How does that effect us? Well, it depends. The consequences of ongoing inflammation and oxidative stress, slowed down mitochondrial energy production, nutrient deficiencies, and subsequent hormonal imbalances will be different for all of us. Some may not feel much. Some may experience symptoms in the body, like stomach upset, skin rashes, weight gain, or achy joints. Some may only experience mental and emotional symptoms… exhaustion, brain fog, desire to isolate, a racing mind. One reason for this is that everyone possesses a distinct genetic make up. The environmental pressures we face will push on whichever genetic weakness or trigger belongs uniquely to us.

Finally, all these chemical imbalances in our body eventually make their way to our brains. Psychiatry generally believes that mental illness symptoms are mediated by disturbances in neurotransmitters. Although generally true, this is somewhat of an oversimplification. What does seem to be true, however, is that when we do not have the right nutrients, enough energy, inadequate hormonal signaling, or too much unnecessary inflammation in our brain, our neurotransmitter systems become disturbed.

What are some of the important disturbances? Let’s cover a just a few examples. Nutrient deficiencies can lead to either deficient or excessive neurotransmitter activity, as key vitamins and mineral are needed by specific enzymes to manage the creation, action, and destruction of common neurotransmitters like serotonin, dopamine, norepinephrine, glutamate, and GABA.

Impaired mitochondrial energy production means the brain’s frontal cortex (part that helps us be fully functioning adults) doesn’t retain sufficient energy to do it’s job - keeping us focused on the task at hand and quieting dark and stormy emotions that well up from within. Inflammation and oxidative stress overstimulate our excitatory neurons, thus overstimulating our brains and leading to depression, anxiety, and scattered thinking. There’s a lot more interconnections that can impair our thinking and negatively effect our moods. It all makes a difference.

Making Things Better

In conclusion, the body is always seeking balance. Extremes are unsustainable for the long term. The body knows that it can swing towards extremes for a time. But it is always seeking to find its way back to the middle, so that the next time it becomes stressed, or pushed to the extreme, it can cope. The ability to cope is critically important.

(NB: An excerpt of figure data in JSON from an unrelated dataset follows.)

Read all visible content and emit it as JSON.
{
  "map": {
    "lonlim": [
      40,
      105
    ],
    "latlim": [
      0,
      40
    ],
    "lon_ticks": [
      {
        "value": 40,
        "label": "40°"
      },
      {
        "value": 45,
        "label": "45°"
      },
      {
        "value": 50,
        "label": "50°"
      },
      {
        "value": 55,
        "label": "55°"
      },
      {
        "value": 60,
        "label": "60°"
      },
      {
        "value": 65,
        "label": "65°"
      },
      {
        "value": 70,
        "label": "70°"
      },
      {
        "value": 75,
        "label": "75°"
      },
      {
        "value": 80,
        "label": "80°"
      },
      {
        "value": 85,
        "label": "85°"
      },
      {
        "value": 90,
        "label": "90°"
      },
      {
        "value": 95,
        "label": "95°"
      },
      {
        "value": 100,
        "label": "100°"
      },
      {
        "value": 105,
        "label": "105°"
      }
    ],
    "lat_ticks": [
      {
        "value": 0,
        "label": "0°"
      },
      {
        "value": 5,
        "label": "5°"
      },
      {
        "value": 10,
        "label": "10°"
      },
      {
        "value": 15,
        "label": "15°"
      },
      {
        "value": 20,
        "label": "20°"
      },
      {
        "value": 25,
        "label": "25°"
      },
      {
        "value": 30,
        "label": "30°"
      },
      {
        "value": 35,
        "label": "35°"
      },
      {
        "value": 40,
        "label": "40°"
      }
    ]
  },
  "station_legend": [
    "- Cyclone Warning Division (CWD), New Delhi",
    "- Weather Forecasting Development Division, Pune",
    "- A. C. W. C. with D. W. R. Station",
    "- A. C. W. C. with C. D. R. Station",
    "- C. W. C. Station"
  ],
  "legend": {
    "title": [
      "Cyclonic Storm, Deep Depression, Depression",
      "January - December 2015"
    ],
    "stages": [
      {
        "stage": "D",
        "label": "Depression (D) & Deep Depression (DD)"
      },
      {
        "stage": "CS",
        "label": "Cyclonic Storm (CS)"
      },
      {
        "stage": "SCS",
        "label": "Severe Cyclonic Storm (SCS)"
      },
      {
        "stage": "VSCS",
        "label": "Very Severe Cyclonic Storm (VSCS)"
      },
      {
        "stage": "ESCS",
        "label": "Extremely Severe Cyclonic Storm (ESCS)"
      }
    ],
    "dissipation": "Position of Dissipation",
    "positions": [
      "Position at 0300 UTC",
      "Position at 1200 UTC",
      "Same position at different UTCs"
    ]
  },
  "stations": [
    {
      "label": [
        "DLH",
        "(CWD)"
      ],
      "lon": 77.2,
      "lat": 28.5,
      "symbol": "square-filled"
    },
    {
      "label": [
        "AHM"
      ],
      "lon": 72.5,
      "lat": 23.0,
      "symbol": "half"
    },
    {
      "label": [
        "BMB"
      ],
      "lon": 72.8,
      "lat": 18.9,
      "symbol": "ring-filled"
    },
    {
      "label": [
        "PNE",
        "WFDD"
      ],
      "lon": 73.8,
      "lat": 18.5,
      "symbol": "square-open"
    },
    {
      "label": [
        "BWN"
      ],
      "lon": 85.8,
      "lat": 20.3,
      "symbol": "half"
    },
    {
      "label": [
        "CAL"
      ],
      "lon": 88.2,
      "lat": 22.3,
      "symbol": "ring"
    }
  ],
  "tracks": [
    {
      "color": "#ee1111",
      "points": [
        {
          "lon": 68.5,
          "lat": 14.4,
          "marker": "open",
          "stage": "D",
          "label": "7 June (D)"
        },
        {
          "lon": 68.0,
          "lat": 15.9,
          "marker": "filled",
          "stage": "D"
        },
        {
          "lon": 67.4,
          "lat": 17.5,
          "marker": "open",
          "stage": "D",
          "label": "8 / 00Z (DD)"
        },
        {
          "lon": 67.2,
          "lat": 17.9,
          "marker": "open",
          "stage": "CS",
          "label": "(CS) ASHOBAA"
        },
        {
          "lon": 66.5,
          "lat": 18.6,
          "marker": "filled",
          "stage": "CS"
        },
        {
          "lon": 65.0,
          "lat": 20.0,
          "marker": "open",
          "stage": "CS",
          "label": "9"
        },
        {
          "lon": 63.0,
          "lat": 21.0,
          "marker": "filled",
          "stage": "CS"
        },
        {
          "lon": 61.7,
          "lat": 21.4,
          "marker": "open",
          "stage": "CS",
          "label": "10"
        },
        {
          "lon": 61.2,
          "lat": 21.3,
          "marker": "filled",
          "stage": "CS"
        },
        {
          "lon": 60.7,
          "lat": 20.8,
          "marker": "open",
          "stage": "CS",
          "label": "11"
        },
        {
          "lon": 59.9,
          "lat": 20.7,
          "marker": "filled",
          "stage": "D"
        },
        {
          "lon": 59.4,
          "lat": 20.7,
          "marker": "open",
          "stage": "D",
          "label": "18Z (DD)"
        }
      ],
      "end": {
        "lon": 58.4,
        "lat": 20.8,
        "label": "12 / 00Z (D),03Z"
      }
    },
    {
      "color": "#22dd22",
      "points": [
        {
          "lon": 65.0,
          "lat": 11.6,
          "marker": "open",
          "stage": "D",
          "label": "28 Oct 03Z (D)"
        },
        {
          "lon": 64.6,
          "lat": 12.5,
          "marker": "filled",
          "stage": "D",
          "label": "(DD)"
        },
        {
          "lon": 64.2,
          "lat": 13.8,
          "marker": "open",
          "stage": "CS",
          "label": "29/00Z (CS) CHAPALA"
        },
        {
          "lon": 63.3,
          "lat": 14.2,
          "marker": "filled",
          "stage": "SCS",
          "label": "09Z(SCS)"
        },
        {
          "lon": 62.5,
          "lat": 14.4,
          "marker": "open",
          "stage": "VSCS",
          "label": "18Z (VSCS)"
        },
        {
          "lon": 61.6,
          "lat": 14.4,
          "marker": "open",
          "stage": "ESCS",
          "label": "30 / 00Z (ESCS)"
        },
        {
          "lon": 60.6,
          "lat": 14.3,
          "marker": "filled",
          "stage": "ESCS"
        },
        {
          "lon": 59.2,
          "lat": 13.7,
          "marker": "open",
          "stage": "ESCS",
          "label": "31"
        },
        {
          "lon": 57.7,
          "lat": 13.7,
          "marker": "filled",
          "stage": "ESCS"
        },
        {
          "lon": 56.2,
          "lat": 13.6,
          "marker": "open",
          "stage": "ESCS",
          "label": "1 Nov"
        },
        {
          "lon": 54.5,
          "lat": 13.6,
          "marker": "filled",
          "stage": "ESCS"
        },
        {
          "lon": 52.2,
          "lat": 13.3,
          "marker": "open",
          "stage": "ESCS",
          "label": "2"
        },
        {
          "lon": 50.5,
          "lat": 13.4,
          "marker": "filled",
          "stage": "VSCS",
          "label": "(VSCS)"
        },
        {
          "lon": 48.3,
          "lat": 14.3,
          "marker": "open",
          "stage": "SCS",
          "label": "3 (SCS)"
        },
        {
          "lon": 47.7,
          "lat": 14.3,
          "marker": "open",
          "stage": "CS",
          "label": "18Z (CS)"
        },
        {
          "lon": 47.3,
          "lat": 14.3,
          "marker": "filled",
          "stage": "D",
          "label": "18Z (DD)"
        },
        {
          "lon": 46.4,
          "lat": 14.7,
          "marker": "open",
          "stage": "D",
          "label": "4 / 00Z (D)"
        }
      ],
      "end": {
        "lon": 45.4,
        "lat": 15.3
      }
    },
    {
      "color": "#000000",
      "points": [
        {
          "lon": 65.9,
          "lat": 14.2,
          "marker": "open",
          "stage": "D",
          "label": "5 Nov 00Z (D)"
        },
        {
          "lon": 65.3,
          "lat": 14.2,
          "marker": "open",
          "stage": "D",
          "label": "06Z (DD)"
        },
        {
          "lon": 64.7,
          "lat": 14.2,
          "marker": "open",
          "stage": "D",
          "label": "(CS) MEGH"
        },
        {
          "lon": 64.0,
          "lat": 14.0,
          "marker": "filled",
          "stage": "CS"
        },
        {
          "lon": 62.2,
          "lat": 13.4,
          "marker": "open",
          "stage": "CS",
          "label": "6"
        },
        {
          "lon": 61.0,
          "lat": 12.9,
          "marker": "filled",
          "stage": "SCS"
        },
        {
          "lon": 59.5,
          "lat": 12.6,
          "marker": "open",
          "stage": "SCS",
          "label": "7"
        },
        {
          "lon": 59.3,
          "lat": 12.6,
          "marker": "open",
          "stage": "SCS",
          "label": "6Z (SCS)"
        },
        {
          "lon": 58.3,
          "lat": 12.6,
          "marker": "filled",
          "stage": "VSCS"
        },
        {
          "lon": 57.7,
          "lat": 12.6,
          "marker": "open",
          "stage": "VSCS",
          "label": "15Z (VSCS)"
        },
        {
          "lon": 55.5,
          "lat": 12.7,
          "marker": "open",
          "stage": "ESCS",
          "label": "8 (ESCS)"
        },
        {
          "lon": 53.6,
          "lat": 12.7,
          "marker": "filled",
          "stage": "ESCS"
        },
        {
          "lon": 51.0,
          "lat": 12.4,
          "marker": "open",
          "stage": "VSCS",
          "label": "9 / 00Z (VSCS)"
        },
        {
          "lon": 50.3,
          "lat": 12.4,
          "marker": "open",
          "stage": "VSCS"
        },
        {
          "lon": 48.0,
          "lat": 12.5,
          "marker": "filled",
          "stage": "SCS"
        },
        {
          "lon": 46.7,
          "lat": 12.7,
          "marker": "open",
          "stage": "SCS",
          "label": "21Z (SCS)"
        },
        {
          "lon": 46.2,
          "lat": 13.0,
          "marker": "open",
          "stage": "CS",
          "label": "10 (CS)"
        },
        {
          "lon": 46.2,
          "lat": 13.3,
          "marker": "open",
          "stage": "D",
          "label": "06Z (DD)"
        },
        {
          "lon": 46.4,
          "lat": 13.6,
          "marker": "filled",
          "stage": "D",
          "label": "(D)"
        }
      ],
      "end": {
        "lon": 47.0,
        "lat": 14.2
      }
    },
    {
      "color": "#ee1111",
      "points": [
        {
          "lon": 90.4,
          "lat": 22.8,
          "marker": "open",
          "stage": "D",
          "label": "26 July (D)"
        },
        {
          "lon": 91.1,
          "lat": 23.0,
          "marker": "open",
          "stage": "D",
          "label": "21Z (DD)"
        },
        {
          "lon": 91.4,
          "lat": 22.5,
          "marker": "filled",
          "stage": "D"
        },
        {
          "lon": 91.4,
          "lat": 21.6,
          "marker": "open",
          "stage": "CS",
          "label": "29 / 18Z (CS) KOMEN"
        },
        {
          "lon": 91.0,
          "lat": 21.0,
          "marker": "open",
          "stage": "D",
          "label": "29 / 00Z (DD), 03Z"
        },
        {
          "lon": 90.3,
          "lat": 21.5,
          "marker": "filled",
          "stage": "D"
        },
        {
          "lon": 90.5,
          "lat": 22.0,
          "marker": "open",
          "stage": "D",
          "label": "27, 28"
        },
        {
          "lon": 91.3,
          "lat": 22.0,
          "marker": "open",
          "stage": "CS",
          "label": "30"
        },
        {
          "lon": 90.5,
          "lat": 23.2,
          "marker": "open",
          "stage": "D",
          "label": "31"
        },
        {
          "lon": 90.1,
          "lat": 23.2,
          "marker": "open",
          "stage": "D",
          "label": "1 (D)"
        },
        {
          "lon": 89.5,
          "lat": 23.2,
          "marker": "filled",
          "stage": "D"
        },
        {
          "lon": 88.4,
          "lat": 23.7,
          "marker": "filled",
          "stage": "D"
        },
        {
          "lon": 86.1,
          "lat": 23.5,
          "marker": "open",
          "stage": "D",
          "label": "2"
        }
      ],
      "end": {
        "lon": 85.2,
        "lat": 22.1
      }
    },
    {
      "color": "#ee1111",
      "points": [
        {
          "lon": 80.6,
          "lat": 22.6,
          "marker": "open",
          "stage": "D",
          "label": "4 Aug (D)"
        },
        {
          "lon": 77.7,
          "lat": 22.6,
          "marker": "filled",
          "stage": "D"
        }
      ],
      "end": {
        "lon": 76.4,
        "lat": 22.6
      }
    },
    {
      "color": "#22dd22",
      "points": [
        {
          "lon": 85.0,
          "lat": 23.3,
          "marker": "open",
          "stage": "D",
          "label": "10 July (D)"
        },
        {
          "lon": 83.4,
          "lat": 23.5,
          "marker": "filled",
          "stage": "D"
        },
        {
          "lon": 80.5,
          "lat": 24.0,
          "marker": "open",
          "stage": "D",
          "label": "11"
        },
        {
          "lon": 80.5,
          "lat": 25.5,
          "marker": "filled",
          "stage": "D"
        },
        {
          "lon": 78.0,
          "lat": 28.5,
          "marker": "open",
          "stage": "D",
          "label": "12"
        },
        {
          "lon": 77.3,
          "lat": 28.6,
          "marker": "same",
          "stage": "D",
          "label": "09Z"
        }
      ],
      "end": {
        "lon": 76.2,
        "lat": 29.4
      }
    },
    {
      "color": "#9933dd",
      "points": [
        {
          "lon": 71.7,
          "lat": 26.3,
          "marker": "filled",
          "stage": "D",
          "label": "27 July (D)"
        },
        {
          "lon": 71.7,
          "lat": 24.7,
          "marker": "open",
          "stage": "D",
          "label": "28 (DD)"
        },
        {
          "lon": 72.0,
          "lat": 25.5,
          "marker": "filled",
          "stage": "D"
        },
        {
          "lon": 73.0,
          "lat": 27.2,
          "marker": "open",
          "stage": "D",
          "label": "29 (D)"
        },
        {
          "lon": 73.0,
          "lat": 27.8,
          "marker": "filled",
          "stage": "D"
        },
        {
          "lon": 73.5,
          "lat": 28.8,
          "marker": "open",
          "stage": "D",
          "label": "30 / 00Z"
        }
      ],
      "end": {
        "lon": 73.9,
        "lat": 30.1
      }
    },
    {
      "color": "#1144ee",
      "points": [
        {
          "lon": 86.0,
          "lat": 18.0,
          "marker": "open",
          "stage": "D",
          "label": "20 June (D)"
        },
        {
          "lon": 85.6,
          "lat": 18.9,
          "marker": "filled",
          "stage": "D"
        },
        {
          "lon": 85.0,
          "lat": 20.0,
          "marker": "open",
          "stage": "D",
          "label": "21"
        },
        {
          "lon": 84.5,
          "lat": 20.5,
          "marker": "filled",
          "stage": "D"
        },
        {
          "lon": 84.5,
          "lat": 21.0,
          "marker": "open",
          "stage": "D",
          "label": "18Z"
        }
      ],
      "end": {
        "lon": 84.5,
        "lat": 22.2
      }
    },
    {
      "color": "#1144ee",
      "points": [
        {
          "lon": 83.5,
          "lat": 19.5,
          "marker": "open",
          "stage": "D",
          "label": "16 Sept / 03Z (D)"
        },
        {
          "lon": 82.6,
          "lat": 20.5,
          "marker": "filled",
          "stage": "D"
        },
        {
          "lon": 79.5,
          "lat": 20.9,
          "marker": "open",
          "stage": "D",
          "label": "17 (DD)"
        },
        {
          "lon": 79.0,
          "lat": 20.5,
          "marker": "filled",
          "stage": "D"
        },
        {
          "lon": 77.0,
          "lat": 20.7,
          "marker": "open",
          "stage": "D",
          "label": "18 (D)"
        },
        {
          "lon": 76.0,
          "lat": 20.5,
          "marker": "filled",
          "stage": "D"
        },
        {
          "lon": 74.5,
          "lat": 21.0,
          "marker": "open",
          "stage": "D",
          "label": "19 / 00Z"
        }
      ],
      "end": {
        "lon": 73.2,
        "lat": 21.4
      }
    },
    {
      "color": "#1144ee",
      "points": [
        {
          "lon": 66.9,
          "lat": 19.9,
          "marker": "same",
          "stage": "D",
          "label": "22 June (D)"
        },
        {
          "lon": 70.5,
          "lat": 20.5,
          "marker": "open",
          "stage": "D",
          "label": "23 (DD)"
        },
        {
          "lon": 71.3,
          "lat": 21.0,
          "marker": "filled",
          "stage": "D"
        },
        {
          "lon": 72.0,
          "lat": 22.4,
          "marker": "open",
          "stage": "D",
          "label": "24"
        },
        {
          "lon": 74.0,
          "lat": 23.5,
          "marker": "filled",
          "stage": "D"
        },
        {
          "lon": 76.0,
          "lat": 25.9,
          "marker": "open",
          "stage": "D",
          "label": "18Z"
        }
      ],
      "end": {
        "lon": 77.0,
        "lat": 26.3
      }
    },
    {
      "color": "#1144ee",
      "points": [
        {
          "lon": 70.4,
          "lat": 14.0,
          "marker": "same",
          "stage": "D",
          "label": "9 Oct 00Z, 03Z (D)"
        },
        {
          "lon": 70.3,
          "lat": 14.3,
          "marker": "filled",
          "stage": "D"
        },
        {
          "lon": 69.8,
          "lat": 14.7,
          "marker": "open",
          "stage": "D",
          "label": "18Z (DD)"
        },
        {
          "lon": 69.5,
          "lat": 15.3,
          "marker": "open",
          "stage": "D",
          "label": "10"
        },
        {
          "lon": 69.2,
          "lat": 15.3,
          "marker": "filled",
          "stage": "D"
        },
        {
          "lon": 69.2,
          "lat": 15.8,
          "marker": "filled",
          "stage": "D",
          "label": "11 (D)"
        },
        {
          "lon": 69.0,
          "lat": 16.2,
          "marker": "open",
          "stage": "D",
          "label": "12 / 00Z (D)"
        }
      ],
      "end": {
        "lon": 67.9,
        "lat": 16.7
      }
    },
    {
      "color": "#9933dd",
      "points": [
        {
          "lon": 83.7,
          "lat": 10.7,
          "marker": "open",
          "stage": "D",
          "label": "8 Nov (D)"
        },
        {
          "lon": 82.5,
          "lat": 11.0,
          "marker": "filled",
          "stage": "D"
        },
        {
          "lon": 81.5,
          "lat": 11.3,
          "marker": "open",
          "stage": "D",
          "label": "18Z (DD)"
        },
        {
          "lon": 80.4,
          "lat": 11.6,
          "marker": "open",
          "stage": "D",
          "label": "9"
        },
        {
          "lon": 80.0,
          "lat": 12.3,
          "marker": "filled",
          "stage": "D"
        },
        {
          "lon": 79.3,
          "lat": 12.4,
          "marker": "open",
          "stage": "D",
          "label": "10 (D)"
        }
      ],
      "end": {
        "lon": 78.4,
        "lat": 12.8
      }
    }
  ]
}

Mental illness symptoms exist on a spectrum. Even those who have not been diagnosed with an official mental illness disorder can, and likely have, experienced symptoms to some degree. Our brains were designed to handle stress, but they also have the capacity to experience sadness, anger, fear, distraction, and even psychosis (loss of touch with reality). It’s just human to feel things and experience symptoms.

The point of treatment is to lessen the intensity of these symptoms so that we can cope, find meaning, and get on with life. This whole-person, integrative, functional medicine approach is about lessening the intensity of symptoms. It’s not about making them go away completely. No body-focused intervention could do that because we’ll still be stuck with the general stress that comes with living life. But, with this approach, we can make things better.